The idea that history didn’t favor Cochran generally sprang from one of four hypotheses, which I’ll outline below. As we’ll see, those hypotheses fail to hold up when we take a more narrow look (like the one I conducted just after the initial primary) at the proper precedents: Senate incumbents and others involved in Republican gubernatorial and senatorial runoffs, particularly Lincoln and James.

Idea 1: Incumbents lose ground between a first round and a runoff.

Although many incumbents for lower office who face runoffs have lost vote share between the first round and the runoff, neither Lincoln nor James did. They gained ground. Either of their percentage-point gains against their opponents would have been enough for Cochran to defeat the more conservative Chris McDaniel.

Idea 2: The more ideologically pure candidate gains ground between a primary and a runoff.

This may happen in races for lower office, but Lincoln and James were more moderate than their opponents, according to Stanford professor Adam Bonica’s ideological scores. In fact, in all 13 Republican gubernatorial and senatorial runoffs of the past 25 years — including non-incumbents, the more conservative candidate picked up vote share only one more time than the more moderate candidate. Of the Republican incumbents, Cochran makes it three for three on improved vote share.

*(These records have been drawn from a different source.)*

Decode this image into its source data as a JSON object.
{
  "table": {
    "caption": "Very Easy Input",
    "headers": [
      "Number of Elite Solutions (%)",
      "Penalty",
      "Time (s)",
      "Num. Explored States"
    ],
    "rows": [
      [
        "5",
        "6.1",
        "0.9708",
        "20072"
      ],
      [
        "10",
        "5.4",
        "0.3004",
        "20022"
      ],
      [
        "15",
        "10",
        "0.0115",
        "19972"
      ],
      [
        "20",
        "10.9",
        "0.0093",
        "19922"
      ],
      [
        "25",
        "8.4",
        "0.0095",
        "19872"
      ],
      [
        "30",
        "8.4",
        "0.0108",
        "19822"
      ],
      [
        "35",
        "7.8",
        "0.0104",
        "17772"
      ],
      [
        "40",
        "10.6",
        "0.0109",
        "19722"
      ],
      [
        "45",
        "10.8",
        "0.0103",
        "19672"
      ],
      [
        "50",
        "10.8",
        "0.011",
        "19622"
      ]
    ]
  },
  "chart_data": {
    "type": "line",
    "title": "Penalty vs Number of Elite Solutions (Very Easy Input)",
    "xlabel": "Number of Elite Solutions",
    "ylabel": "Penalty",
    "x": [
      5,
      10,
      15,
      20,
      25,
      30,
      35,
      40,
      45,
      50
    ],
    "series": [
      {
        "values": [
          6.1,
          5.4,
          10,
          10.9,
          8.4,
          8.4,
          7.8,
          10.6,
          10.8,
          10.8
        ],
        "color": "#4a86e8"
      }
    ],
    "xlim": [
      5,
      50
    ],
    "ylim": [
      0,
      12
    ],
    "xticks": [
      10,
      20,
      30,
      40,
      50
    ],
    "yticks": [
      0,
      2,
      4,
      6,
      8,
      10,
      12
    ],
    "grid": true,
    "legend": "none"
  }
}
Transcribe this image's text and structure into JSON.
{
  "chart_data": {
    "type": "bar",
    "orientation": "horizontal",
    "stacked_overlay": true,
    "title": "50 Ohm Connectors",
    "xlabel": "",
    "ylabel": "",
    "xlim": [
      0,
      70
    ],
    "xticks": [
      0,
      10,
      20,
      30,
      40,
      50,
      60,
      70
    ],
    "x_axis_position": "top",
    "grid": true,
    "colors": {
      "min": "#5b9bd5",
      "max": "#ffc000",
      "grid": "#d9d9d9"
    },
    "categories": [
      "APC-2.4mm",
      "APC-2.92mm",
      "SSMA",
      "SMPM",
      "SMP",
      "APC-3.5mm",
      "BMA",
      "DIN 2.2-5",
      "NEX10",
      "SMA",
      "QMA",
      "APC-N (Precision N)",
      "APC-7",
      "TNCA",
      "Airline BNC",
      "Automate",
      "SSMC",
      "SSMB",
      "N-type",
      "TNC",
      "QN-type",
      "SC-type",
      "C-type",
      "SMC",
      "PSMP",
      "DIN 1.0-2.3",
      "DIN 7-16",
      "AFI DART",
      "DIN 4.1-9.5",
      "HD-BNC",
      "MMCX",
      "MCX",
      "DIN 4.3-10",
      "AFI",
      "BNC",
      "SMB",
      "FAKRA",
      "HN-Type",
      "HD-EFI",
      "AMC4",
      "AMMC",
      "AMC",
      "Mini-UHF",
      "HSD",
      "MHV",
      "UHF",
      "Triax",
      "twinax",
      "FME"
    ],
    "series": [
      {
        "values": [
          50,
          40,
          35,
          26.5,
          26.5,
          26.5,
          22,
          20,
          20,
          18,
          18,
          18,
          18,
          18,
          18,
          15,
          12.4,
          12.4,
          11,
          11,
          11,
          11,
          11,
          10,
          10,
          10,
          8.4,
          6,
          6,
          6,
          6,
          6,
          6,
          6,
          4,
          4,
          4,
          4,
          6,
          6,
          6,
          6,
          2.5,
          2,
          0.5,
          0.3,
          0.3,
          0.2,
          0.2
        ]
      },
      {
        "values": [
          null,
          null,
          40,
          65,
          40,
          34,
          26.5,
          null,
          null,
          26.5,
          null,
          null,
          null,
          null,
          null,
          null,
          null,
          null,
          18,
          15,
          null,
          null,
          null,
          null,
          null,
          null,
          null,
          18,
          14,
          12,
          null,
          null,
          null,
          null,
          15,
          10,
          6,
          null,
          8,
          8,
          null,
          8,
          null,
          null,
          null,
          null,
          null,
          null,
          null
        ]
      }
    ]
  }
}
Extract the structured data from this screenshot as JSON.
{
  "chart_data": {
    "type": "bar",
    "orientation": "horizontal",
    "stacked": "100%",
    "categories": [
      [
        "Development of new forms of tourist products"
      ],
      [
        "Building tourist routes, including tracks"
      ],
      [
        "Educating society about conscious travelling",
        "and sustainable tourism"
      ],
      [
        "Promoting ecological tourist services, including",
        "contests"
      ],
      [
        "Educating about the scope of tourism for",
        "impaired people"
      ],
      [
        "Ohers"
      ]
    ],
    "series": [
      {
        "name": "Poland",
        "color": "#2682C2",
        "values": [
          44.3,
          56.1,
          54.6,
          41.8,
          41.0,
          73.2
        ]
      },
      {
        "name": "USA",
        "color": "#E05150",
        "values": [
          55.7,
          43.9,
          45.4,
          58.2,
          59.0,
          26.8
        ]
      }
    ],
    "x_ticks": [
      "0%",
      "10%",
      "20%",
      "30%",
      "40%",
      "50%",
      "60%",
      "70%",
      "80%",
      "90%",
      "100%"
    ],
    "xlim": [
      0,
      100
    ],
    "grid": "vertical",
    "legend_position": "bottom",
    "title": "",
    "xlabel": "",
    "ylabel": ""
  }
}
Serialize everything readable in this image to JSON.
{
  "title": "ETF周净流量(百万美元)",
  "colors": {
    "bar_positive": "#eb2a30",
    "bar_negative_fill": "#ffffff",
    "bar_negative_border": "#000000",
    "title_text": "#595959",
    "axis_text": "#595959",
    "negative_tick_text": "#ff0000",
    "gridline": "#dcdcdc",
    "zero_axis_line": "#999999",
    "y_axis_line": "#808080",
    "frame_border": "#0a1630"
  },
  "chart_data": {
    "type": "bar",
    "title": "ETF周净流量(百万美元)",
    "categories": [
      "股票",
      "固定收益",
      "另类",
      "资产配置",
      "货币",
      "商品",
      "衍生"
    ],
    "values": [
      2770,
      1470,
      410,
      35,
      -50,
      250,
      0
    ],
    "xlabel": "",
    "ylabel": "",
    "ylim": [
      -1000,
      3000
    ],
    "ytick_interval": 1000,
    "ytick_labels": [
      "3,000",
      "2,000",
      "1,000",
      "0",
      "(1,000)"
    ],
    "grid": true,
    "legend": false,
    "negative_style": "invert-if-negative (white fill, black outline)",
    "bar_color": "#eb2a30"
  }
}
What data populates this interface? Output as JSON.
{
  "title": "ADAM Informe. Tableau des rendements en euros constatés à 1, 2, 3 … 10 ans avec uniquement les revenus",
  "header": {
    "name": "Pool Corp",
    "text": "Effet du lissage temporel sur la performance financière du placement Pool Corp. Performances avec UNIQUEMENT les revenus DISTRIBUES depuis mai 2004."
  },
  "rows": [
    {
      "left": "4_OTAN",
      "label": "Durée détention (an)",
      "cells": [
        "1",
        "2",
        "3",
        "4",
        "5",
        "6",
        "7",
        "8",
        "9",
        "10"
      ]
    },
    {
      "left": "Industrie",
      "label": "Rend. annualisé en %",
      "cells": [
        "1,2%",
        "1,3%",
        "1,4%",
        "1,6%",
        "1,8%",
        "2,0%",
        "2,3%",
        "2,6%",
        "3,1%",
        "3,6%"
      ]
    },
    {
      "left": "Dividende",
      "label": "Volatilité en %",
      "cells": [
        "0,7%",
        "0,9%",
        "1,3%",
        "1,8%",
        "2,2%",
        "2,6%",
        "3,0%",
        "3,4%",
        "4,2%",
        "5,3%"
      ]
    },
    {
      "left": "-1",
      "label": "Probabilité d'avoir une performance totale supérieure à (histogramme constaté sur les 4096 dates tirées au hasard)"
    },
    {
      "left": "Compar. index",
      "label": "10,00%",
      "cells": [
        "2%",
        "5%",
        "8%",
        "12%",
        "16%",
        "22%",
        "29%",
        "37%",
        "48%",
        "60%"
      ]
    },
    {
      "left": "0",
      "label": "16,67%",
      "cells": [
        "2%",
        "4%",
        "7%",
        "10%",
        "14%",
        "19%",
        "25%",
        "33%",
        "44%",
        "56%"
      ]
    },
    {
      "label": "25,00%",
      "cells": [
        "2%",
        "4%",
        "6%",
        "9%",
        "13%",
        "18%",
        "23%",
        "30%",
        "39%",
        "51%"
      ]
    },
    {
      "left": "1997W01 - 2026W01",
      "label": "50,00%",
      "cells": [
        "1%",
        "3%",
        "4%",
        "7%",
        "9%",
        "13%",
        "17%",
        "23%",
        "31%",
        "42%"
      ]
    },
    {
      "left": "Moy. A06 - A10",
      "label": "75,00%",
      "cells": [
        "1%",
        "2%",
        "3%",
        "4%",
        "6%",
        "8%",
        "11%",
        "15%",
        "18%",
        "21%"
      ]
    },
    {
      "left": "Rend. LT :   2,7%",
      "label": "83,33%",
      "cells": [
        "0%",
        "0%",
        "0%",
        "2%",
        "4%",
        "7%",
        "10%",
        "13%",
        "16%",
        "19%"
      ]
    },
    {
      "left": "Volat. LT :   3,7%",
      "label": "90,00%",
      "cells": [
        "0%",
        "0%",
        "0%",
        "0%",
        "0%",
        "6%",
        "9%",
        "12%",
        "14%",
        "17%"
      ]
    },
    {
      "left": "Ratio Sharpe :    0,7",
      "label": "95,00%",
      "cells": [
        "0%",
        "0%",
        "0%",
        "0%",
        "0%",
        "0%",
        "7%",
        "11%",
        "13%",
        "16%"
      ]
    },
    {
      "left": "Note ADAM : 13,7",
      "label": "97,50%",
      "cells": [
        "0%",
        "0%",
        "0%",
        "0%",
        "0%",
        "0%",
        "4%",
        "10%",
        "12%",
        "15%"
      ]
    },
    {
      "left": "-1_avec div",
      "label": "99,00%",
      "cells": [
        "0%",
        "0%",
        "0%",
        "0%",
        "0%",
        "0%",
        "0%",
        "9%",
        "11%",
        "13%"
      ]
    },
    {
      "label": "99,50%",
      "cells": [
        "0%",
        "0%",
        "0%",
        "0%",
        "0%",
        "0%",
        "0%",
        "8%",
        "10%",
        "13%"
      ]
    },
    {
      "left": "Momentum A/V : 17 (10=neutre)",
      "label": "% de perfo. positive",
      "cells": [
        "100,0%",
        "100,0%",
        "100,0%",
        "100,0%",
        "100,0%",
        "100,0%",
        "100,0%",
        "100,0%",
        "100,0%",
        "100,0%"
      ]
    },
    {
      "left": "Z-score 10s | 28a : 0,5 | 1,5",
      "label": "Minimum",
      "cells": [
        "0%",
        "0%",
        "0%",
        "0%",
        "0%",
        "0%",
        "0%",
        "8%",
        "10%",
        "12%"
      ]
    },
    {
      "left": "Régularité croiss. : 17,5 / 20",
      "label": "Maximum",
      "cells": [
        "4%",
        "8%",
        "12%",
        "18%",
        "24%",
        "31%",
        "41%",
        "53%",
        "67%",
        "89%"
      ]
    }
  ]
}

Idea 3: Cochran was cooked because he got fewer votes than his opponent.

Simply put, there was no real history here. There hadn’t been any Senate incumbent of either party or even a Republican gubernatorial incumbent who’d made it to a runoff while getting the second-most votes in the first round in the past 25 years. In eight of the 13 Republican primaries that did go to a runoff, the candidate for governor or senator trailing in the first round gained vote share. Cochran joins this group.

Idea 4: Cochran would have a difficult time bringing more voters to the polls.

Just before the Mississippi runoff, I wrote that Cochran needed to expand the pool of voters to advance to the general election. Since 1980, turnout in Senate runoffs increased only three out of 40 times. But as Nate Cohn at The New York Times pointed out, most of those runoffs were not tantamount to a general election victory, as Cochran’s was in Mississippi. Only one of these elections involved an incumbent: Lincoln in 2010.

If we looked at only Republican incumbents running for major statewide office in the past 25 years, we’d have one case: James in 1998. Turnout in his Alabama race was up 28 percent. This is close to the 17 percent increase we saw in Mississippi this month.

All of this is easy to see in retrospect. But even before Tuesday night, the facts were there to question the idea that history was against Cochran. Republican runoffs for major statewide office are rare, and even rarer for incumbents like Cochran.

Harry Enten was a senior political writer and analyst for FiveThirtyEight.